Bertini's in 1940's
The menu I am working with is from Bertini’s, which opened in 1943 and is currently still in operation. Bertini’s is located on 285 Canal Street in Salem, Massachusetts. On Bertini’s actual website there is some history regarding the place. Charles and Esther Bertini opened Bertini’s in 1943 with the idea that it was a family style business. To this day Bertini’s is still in the family as Charles and Esther’s grandson John runs it. The menu has many distinctive choices of food that indicate that it is an Italian-American restaurant. One of the main titles is in fact Italian dishes. The meals are Italian themed yet have American words, the only actual word deriving from Italy under the Italian dishes is marinara. I believe the menu uses English over Italian because it is located in Salem and during this time not many people in Salem were Italian speakers. There are other words like mushroom, clam, and shrimp which are also all English words. Mushroom is a big ingredient on the menu, which could mean they had a surplus of that ingredient or it was very cheap to purchase. There is a dessert dish called Spumoni, which is a layered Italian ice cream. Having a dessert like spumoni shows the restaurants true Italian roots even though many of the dishes do not reflect that.

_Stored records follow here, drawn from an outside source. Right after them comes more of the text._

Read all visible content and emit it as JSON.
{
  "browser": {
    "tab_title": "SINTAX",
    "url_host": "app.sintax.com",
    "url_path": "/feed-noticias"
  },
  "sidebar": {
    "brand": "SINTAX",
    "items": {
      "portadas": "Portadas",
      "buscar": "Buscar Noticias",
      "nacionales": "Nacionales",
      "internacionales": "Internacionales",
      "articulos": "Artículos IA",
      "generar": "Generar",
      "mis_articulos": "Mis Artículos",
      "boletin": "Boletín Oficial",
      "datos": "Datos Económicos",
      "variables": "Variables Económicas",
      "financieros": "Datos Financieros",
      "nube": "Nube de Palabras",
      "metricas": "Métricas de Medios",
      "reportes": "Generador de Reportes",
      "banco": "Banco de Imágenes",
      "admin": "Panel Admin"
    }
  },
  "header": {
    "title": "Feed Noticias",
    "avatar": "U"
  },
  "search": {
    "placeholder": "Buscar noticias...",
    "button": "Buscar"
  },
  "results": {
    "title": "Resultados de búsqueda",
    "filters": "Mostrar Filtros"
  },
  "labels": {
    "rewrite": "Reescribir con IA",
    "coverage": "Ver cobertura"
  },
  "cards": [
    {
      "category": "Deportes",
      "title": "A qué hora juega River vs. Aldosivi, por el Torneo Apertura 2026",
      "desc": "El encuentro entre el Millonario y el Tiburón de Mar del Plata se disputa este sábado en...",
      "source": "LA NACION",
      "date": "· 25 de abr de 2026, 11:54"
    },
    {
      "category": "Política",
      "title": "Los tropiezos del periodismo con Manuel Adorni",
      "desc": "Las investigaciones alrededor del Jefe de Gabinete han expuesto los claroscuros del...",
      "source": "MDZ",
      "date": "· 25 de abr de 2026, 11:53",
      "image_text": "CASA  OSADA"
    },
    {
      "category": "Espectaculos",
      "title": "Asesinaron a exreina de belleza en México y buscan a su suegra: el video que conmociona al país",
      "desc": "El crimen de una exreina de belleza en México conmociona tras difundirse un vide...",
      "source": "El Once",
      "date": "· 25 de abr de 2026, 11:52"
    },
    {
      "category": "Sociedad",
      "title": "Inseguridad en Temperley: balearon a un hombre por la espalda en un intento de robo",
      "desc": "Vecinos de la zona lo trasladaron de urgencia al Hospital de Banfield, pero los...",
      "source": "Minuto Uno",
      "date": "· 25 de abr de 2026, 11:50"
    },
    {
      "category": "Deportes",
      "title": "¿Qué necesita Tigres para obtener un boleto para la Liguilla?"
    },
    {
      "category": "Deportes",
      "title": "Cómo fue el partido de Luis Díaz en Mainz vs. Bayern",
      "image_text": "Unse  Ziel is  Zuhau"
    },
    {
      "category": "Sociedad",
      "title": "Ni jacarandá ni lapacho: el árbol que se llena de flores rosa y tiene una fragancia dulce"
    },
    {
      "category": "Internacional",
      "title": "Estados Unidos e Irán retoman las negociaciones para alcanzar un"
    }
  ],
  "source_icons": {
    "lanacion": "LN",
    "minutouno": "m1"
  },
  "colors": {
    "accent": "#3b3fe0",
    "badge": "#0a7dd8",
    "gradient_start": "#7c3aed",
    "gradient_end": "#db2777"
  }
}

From the prices and food choices we could date the menu circa 1945. The menu could also be classified as a static menu, which is the most common type of menu. A static menu is usually separated into groups such as appetizers, soups and salads, entrees, desserts, etc. There is a minimum of .25 cents per person, which indicates that it’s a sit down restaurant instead of a bar or pub because drinks here are around .15 cents. Being that the menu is so old, it is not geared towards marketing and there are no actual signs of marketing language. There are no hints of anything being healthy or authentic but simply a hearty meal that will fill you and your family at a good price. This menu does not offer a lot of choices, which gives the restaurant room to work with what they have. To list potatoes and vegetables they use Pot. And Veg., which makes you think what kind of potatoes and vegetables am I going to get? This type of menu is a menu where people do not expect much and are used to certain dishes and no what to expect. There are front-vowel words and back-vowel words present in my menu. A front-vowel word used in my menu was small when talking about “small sirloin steak” some back-vowel words were jumbo when used to describe a “Baked stuffed Jumbo shrimp platter” and “jumbo shrimp cacciatore en casserole.” I think the ideas and hopes of being a family restaurant came true and is reflectled through their successes.